Les musulmans en Europe (I)
Les
chiffres dissipent la vision effrayante de « l’Eurabie »
Simon Kuper -
Financial Times
Paris
, le
20 août 2007
Muhammad
est le deuxième prénom le plus populaire pour les nouveaux nés
en Grande Bretagne si vous cumulez ensemble les différentes manières
de prononciation. A
la Seine
Saint
Denis en banlieue parisienne, Mohamed est le numéro un. Dans les
quatre plus grandes villes néerlandaises en 2005, soit Mohamed ou
Mohammed arriva en tête.
Des
faits comme ceux là ont conduit quelques experts à prévoir
l’islamisation de l’Europe – une future « Eurabie ».
Bernard Lewis, un érudit de l’Islam, a cité l’immigration en
provenance des pays musulmans et les taux de fertilité
relativement élevés parmi les immigrés comme des tendances qui
veulent dire « l’Europe aura des majorités musulmanes
dans la population vers la fin du 21e siècle au plus
tard ».
La
plupart des chercheurs universitaires qui ont analysé les données
démographiques ont démenti de telles prédictions.
Jytte
Klausen, un professeur des sciences politiques à l’université
de Brandeis (une université US se définissant comme université
non sectaire sponsorisée par la communauté juive aux USA, ndt)
qui étudie les Musulmans européens, dit : « Ceci a été
défendu par des gens qui ne consultent pas les chiffres. Toutes
ces affirmations sont vraiment des affirmations émotionnelles ».

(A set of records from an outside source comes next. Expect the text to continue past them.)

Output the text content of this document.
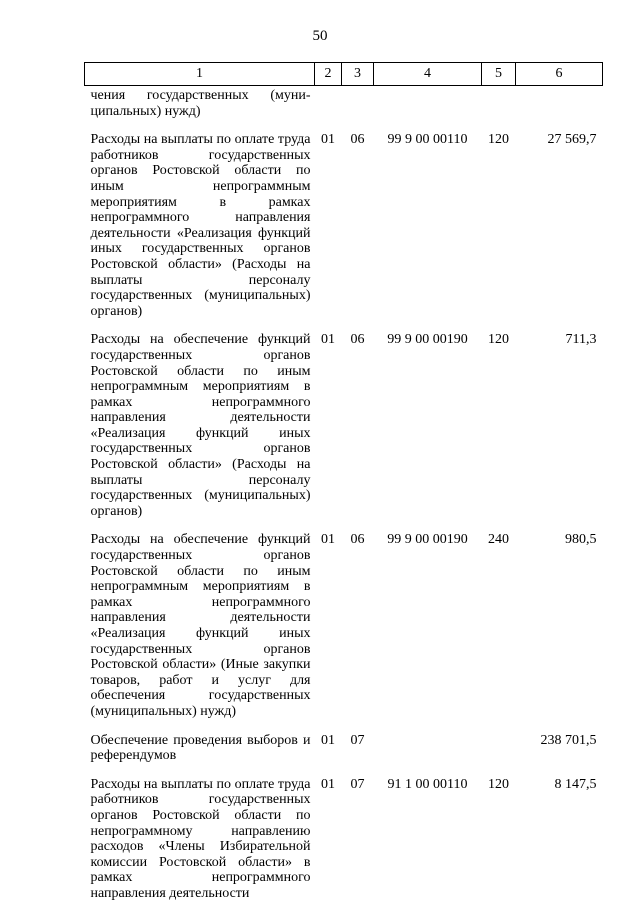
50
1	2	3	4	5	6
чения государственных (муни-ципальных) нужд)					
Расходы на выплаты по оплате труда работников государственных органов Ростовской области по иным непрограммным мероприятиям в рамках непрограммного направления деятельности «Реализация функций иных государственных органов Ростовской области» (Расходы на выплаты персоналу государственных (муниципальных) органов)	01	06	99 9 00 00110	120	27 569,7
Расходы на обеспечение функций государственных органов Ростовской области по иным непрограммным мероприятиям в рамках непрограммного направления деятельности «Реализация функций иных государственных органов Ростовской области» (Расходы на выплаты персоналу государственных (муниципальных) органов)	01	06	99 9 00 00190	120	711,3
Расходы на обеспечение функций государственных органов Ростовской области по иным непрограммным мероприятиям в рамках непрограммного направления деятельности «Реализация функций иных государственных органов Ростовской области» (Иные закупки товаров, работ и услуг для обеспечения государственных (муниципальных) нужд)	01	06	99 9 00 00190	240	980,5
Обеспечение проведения выборов и референдумов	01	07			238 701,5
Расходы на выплаты по оплате труда работников государственных органов Ростовской области по непрограммному направлению расходов «Члены Избирательной комиссии Ростовской области» в рамках непрограммного направления деятельности	01	07	91 1 00 00110	120	8 147,5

Quelque fois elles sont avancées par des Musulmans ou des groupes
d’extrême droite qui partagent le même intérêt à exagérer
les chiffres.
Ce
qu’on nomme comme Musulmans, qu’ils soient religieux ou pas,
représentent 3 à 4 pourcent d’un total de 493 millions
d’habitants de l’Union Européenne. Leur pourcentage devrait
augmenter mais beaucoup plus modestement que les prédictions extrêmes.
Cela
est essentiellement dû au fait que les Musulmans en Europe et
dans les principaux « pays d’émigration » comme le
Turquie et l’Afrique du Nord font moins de bébés. « Personne
ne sait combien de Musulmans il y a en Europe », dit Mme.
Klausen.
Peu
d’états européens interrogent leurs citoyens sur leurs
croyances religieuses. Des estimations fondées sur les origines
nationales suggèrent que 16 millions de Musulmans vivent dans
l’Union Européenne. Il y a environs 5 millions en France, 3,3
millions en Allemagne et de 1,5 à 2 millions en Grande Bretagne.
« Berlin
est une ville musulmane, paris est une ville musulmane et c’est
même le cas de Madrid ou Turin à un certain degré », dit
Jocelyn Cesari, un expert des Musulmans européens à
l’université de Harvard (elle est chercheuse au CNRS et
professeur invitée à l’université de Harvard, ndt).
Le
pays le plus islamique dans l’UE est
la Bulgarie
, où un million de Musulmans compte pour presque un septième de
la population.
Mais
les taux de fertilité des immigrés musulmans en Europe sont en
train de tomber bien qu’ils sont encore au-dessus de la moyenne
de l‘UE. Le taux de fertilité des femmes nord africaines en
France baissait depuis 1981, déclarent Jonathan Laurence et
Justin Vaisse dans leur livre, Intégrer l’Islam.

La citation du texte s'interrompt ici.